Netdata Community



OS: Linux

Error correction code memory (ECC memory) is a type of computer data storage that uses an error correction code (ECC) to detect and correct n-bit data corruption which occurs in memory. ECC memory is used in most computers where data corruption cannot be tolerated under any circumstances, like industrial control applications, critical databases, and infrastructural memory caches. 1

“Correctable errors are generally single-bit errors that the system or the built-in ECC mechanism can correct. These errors do not cause system downtime of data corruption.” 2

Netdata agent monitors the number of ECC correctable errors in the last 10 minutes.

References and sources:
  1. ECC memory on wikipedia
  2. RAM types and ECC technologies
  3. memtester homepage

Troubleshooting section:

Verify a bad memory module

Correctable errors do not necessarily indicate hardware failures, but should generally still be investigated.

  1. memtester is a userspace utility for testing the memory subsystem for faults.
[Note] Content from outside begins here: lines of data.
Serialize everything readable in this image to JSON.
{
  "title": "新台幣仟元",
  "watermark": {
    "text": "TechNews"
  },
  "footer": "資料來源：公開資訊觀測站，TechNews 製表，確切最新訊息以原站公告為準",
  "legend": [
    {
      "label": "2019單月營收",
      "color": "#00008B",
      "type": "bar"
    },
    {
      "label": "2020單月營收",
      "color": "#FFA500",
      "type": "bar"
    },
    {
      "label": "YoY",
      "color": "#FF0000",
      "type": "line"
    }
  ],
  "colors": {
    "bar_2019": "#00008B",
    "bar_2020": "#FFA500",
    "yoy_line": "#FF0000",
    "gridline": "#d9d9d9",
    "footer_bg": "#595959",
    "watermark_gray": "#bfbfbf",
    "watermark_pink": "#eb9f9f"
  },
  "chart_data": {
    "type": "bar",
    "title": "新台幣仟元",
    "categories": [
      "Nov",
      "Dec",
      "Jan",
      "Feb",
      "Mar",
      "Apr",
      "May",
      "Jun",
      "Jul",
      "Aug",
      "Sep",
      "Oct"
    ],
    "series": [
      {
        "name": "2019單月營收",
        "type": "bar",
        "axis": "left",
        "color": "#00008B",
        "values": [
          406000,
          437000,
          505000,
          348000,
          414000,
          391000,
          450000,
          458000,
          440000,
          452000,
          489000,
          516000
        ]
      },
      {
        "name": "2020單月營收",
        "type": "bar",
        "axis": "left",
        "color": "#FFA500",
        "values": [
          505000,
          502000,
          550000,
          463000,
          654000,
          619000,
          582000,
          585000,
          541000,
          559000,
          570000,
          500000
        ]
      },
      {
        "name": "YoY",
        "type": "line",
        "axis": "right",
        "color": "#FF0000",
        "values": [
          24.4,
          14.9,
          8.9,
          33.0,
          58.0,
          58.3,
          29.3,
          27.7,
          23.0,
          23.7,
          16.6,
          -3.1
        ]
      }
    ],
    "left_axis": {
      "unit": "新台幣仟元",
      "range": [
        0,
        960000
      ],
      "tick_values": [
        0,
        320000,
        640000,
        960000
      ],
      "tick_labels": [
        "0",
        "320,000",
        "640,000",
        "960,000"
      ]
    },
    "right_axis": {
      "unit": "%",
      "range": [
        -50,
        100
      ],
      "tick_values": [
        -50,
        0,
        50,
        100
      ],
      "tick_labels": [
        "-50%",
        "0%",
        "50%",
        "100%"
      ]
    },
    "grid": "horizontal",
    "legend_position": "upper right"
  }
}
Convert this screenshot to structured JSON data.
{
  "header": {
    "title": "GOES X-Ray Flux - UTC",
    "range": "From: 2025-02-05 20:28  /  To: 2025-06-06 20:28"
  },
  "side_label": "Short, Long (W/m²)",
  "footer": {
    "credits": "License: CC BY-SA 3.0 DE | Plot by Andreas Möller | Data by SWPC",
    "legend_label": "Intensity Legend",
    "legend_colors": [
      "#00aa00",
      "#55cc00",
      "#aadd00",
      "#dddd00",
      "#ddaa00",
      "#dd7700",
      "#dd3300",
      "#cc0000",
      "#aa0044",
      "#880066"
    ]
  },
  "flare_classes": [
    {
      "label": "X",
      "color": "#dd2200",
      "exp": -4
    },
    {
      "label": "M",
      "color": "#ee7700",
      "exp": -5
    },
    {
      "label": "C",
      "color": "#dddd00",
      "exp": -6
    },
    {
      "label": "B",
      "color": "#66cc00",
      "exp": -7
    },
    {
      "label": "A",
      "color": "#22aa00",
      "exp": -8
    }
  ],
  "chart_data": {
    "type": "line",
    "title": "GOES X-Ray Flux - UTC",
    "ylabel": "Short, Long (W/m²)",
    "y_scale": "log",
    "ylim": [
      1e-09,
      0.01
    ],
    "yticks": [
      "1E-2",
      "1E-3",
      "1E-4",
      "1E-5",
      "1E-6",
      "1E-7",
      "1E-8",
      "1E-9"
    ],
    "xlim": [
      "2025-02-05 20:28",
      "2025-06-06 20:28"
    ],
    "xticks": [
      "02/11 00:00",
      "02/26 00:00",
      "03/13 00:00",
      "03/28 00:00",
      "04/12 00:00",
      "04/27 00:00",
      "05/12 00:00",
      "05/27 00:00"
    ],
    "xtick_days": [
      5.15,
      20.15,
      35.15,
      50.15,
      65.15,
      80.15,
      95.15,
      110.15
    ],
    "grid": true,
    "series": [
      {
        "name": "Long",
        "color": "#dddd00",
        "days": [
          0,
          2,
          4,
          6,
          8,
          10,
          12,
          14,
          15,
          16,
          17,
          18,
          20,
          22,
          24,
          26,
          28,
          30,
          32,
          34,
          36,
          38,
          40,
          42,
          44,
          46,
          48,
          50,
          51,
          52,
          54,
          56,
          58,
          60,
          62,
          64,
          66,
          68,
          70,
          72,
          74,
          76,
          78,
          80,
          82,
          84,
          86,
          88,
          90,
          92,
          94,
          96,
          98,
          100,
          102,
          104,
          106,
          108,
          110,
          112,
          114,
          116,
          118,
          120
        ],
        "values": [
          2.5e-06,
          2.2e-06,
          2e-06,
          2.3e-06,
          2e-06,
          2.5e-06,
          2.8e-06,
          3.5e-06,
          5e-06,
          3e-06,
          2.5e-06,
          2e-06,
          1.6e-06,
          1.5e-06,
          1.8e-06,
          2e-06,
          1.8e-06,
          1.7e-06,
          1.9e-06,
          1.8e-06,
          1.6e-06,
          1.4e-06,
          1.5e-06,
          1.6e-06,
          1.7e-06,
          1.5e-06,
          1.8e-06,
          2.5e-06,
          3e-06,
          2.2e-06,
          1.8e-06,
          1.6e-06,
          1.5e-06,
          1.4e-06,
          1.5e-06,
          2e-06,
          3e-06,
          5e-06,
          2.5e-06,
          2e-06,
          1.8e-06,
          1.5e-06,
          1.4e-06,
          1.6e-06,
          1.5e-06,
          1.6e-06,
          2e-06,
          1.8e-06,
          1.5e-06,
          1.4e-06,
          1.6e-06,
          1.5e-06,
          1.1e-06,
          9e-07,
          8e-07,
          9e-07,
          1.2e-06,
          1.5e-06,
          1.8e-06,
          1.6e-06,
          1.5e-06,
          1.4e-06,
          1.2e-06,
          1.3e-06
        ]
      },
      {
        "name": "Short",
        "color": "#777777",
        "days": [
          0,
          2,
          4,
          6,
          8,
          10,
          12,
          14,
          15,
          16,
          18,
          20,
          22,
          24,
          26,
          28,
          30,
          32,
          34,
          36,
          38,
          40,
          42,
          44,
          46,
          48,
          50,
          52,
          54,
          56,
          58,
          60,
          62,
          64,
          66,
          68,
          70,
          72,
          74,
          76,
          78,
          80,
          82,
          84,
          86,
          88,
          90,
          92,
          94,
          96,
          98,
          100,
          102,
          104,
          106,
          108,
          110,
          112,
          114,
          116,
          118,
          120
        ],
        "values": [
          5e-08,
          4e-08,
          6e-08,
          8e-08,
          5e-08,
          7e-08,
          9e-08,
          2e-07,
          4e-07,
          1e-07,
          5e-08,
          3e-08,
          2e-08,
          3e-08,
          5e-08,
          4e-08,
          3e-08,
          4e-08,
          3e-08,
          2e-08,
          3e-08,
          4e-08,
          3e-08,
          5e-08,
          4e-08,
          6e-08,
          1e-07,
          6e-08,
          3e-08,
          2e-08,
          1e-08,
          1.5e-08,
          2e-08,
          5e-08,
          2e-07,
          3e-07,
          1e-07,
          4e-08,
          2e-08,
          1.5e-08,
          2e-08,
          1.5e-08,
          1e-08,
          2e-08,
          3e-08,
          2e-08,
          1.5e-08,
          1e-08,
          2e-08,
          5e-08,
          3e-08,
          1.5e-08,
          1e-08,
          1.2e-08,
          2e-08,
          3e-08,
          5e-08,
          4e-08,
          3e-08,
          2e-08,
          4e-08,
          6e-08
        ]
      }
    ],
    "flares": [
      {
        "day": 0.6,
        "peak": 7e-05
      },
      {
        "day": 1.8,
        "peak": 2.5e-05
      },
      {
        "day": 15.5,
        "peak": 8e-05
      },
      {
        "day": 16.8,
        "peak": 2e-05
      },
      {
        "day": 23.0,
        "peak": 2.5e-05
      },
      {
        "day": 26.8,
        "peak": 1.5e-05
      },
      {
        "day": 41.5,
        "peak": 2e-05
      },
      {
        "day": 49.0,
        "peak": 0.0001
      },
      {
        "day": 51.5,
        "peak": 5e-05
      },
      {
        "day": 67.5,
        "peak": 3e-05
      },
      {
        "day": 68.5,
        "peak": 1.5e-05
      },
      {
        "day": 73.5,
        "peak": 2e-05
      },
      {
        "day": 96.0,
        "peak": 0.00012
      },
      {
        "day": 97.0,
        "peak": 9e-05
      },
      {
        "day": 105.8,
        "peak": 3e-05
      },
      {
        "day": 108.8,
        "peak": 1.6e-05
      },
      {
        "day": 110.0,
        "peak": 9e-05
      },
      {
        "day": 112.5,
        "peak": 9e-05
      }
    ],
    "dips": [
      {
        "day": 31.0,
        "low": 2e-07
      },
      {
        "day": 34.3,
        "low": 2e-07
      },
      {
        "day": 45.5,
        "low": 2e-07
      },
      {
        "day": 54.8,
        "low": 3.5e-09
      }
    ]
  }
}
It’s portable and
    should compile and work on any 32 or 64-bit Unix-like system. For hardware developers, memtester
    can be told to test memory starting at a particular physical address (memtester v4.1.0+). 3

You can also get this kind of errors by incorrect seating or improper contact between the socket and
RAM module. Check on both before consider replacing the RAM module.

Check for BIOS updates

You should check for critical BIOS updates on your hardware’s vendor support page.